Patients who have developed HLA antibodies (anti-HLA) to the transplanted organ are at greater risk of developing antibody-mediated rejection — the most severe form of rejection. In particular, those who have had previous transplants, blood transfusion or multiple pregnancies. Immunoglobulins and rituximab are available to treat such rejection — usually prescribed in conjunction with plasmapheresis (a technique that removes antibodies from a patient’s bloodstream).
Intravenous immunoglobulin has several effects on the immune system that, essentially, inhibit anti-HLA production and produce long-term suppression or elimination of anti-HLA-reactive T and B cells.4Rituximab is a monoclonal antibody directed againstCD20 antigen on B lymphocytes. The rapid and sustained depletion of circulating and tissue-based B cells that occurs following its administration has shown to be effective in treating antibody-mediated rejection .
Chronic interstitial fibrosis and tubular atrophy
Unless there are underlying reasons for declining graft function — such as treatment non-adherence or “acute-on-chronic rejection” — the treatment of chronic interstitial fibrosis and tubular atrophy (class V according to Banff criteria) is based on modifying immuno-suppressant therapy. Patients are unlikely to benefit from antirejection treatment (ie, IV immunoglobulin or corticosteroids).
Overcoming blood group incompatibility
Until recently, transplants between donors and recipients with differing blood groups was considered to be impossible. However, techniques such as immunoadsorption (the removal of circulating antibodies) and the use of immunoglobulin and rituximab before transplantation can allow for successful transplantation of organs from a live donor.

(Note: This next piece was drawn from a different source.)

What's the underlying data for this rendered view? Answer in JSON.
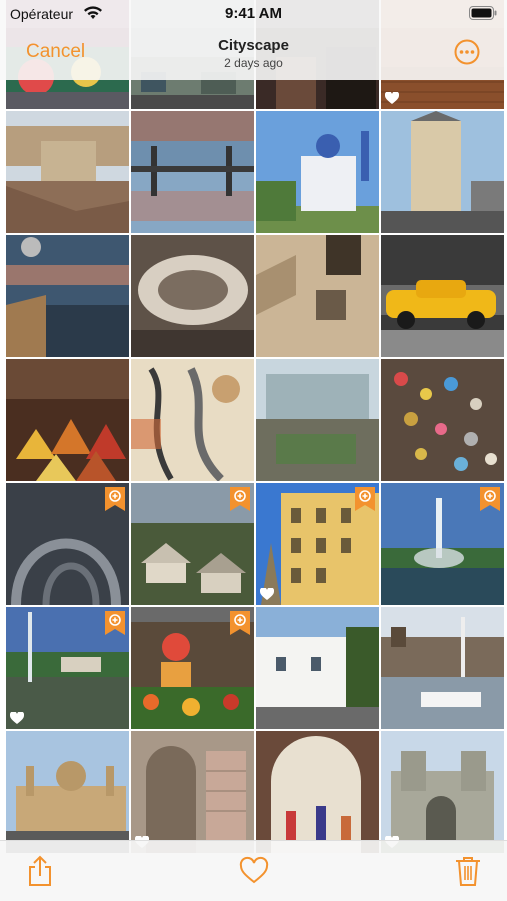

Belatacept blocks CD28-mediated T-cell activation by binding CD80 and CD86 on antigen-presenting cells. Results so far show it to be non-inferior to ciclosporin as a means of preventing acute rejection and could reduce the rate of chronic allograft nephropathy .
Janus kinase inhibitors
Janus kinase (JK) inhibitors block cytokine production and might have a role in maintenance immunosuppression strategies . In a six-month, phase II trial, 61 adults who had undergone a renal transplant were randomised to receive one of two dose levels of CP-690550 (a JK inhibitor) or tacrolimus in combination with basiliximab, mycophenolate andcorticosteroids .
The incidence of biopsy-proven acute rejection and the level of renal function at six months was comparable across all three groups with no graft loss, deaths or malignancies in any group. However, patients in the high-dose CP-690550 group developed a greater number of infections and were more likely to develop cytomegalovirus (CMV) disease and nephropathy associated with the BK virus — an incurable member of the polyomavirus family.
Rejection pathways are still not fully understood and thus immunosuppressive strategies and treatments are still evolving. The most ideal scenario is one of tolerance, where an allograft is accepted permanently by a recipient without the need for immunosuppression (which has occurred rarely in some individuals). However, mechanisms for how this might be achieved are yet to be discovered. At present, tailoring of immunosuppression to individual transplant recipients will improve the chances of graft and patient survival for all forms of solid organ transplantation.